I thought I should just take a moment to explain what is happening with these devices, and why MyMaths functions are currently limited on them.
MyMaths is a product by Oxford University Press and is mostly written in Adobe Flash, a plugin that was very popular to put multimedia content onto the web for the first 15 years of the internet boom. When the iPad was launched in 2010, Apple decided not to support Flash directly on the device, due to their stated worries about battery life, security with Adobe Flash and their desire for Internet developers to move away from Adobe Flash and start using the free and open standard HTML5 to create this content instead. Apple iPad, iPhone, and Android phones and devices do not support Adobe Flash content.

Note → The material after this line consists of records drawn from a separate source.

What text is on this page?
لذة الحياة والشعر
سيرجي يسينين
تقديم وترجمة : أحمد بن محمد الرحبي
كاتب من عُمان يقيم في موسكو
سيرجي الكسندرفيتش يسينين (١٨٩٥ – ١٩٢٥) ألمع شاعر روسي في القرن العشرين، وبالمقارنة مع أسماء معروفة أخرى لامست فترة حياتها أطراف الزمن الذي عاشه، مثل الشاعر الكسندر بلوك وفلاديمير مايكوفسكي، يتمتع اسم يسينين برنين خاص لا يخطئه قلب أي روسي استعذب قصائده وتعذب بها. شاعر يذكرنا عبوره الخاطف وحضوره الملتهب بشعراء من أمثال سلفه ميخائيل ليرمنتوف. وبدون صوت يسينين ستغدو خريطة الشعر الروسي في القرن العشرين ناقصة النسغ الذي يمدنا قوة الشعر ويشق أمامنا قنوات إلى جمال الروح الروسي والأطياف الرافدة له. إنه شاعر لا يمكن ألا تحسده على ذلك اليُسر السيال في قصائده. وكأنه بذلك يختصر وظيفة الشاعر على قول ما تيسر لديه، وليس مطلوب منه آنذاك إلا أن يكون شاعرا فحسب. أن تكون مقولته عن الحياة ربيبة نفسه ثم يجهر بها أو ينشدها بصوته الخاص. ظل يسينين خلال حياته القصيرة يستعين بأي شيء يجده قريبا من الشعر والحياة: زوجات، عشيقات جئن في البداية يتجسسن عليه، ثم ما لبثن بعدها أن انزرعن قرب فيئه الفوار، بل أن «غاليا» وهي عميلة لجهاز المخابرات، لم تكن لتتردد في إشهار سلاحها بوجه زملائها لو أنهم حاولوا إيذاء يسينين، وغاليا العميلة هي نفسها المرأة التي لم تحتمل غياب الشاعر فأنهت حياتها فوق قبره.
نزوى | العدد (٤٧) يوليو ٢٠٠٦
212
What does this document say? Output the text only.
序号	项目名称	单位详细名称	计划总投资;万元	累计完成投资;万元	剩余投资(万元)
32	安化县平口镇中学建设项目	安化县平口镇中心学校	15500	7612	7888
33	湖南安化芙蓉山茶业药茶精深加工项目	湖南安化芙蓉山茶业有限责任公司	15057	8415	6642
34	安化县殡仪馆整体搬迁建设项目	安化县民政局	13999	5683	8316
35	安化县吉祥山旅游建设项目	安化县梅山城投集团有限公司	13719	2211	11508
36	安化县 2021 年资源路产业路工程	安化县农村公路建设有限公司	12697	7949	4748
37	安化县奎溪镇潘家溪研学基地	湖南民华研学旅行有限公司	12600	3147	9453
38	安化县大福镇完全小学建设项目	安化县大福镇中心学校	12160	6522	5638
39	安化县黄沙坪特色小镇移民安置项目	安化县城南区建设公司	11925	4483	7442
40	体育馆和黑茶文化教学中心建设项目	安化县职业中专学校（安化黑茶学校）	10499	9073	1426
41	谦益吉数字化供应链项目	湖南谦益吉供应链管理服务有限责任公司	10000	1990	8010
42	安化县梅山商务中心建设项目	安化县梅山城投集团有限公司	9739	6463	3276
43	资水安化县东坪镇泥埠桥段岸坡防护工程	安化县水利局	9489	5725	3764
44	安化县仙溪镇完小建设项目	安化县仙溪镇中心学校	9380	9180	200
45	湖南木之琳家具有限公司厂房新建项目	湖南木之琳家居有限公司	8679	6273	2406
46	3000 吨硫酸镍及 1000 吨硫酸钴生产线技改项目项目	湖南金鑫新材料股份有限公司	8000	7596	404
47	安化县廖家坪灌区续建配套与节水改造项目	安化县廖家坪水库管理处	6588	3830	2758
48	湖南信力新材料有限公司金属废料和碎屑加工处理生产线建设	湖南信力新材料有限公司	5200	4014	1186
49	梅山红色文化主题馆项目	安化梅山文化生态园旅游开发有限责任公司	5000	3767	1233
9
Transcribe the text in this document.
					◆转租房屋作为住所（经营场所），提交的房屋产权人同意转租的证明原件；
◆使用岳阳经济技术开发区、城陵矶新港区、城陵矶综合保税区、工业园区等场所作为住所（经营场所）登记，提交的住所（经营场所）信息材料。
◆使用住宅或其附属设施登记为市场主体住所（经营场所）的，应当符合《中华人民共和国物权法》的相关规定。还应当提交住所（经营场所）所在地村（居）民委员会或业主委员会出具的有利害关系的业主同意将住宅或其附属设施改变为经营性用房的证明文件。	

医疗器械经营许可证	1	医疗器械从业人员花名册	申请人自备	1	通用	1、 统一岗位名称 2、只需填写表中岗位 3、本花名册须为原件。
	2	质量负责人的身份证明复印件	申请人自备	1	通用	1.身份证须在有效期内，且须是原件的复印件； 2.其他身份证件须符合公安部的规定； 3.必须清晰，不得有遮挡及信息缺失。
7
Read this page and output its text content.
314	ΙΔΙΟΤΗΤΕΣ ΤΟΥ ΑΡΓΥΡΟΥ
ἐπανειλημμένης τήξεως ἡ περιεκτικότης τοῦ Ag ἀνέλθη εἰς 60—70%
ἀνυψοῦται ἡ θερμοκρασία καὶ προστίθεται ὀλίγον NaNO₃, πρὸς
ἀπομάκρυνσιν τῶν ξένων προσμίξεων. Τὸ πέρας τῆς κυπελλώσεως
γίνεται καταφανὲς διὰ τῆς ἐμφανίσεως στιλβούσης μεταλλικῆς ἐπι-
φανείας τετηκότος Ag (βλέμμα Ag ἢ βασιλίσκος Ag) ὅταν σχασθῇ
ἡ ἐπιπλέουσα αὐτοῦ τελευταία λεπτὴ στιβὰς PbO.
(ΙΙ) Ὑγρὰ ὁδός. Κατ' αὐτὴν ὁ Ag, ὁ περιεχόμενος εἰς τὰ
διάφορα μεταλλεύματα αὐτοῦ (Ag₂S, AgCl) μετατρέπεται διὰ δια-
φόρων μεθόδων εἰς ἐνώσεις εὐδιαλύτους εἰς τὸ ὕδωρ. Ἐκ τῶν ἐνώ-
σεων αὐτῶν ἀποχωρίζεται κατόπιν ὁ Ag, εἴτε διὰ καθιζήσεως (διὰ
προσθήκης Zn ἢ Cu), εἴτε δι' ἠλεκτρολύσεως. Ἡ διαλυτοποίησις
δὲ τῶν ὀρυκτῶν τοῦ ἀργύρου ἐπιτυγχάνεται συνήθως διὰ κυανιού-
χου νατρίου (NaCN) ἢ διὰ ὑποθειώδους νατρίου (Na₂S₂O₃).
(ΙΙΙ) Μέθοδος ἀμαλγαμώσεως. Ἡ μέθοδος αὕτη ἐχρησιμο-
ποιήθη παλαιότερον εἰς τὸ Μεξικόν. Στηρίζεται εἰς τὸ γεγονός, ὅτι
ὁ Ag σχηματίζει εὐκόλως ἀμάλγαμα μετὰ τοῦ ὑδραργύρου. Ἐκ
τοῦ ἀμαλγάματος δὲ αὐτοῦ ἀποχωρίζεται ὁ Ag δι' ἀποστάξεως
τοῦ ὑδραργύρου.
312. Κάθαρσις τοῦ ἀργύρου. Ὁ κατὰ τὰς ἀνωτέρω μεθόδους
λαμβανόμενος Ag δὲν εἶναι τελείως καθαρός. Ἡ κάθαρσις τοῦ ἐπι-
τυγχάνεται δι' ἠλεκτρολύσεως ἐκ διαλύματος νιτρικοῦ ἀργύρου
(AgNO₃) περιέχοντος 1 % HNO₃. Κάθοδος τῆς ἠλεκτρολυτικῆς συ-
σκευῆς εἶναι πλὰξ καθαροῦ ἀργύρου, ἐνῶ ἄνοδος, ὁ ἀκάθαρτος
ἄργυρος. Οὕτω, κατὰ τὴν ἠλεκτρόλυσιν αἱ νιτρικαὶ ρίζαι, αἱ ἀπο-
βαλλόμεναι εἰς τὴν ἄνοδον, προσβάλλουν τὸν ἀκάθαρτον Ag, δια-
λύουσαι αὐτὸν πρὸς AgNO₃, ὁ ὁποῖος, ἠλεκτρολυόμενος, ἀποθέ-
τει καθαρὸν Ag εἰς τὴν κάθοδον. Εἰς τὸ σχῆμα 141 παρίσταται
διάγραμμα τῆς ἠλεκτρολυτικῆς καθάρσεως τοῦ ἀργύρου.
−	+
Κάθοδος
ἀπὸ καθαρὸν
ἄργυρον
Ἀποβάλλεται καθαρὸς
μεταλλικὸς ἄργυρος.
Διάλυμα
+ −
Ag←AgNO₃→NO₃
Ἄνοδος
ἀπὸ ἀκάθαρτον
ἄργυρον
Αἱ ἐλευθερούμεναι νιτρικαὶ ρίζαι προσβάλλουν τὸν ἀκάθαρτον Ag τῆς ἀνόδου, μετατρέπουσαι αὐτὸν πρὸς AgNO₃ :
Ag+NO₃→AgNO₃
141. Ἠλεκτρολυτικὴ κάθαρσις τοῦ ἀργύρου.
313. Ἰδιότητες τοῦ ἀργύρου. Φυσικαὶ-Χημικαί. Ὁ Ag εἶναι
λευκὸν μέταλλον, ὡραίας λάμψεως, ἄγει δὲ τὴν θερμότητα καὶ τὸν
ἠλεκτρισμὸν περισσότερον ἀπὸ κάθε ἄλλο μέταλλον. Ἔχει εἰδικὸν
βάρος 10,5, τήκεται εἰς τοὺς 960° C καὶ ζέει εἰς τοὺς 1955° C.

Adobe has recently announced due to the many businesses moving away from Flash and a lack of mobile device support that it will no longer be supporting Flash from 2020, and are encouraging developers to move to HTML5.
Oxford University Press has announced that they are working on moving all of their content from Adobe Flash to HTML5. At the time of writing, MyMaths has announced that they have moved 83 of the online homework tasks to HTML5.
Unfortunately, this conversion task can take some time to complete as it requires rewriting a lot of these tasks from the ground up. MyMaths is working on this as quickly as possible as they realise that without converting from using Adobe Flash they will not have a viable business in the next few years. Until this conversion is complete, they always recommend that you use computers that are capable of Adobe Flash use, such as Windows, Mac and Linux machine running the full desktop versions browsers such as Microsoft Edge, Google Chrome, Mozilla Firefox or Apple Safari.
There are some tools that will enable you to view Flash content on the iPad, however, I hesitate to recommend any of these apps. This is because they use a technology called proxies in order to display content to you, and these can also be used to bypass security systems you may have in place to filter content on the internet at home. Proxies also by their nature collect any information that you put into them such as usernames and passwords, leaving systems insecure.
To recommend these applications would be a dereliction of our duty to safeguard your children against the threats that the Internet can pose if not used correctly and sensibly.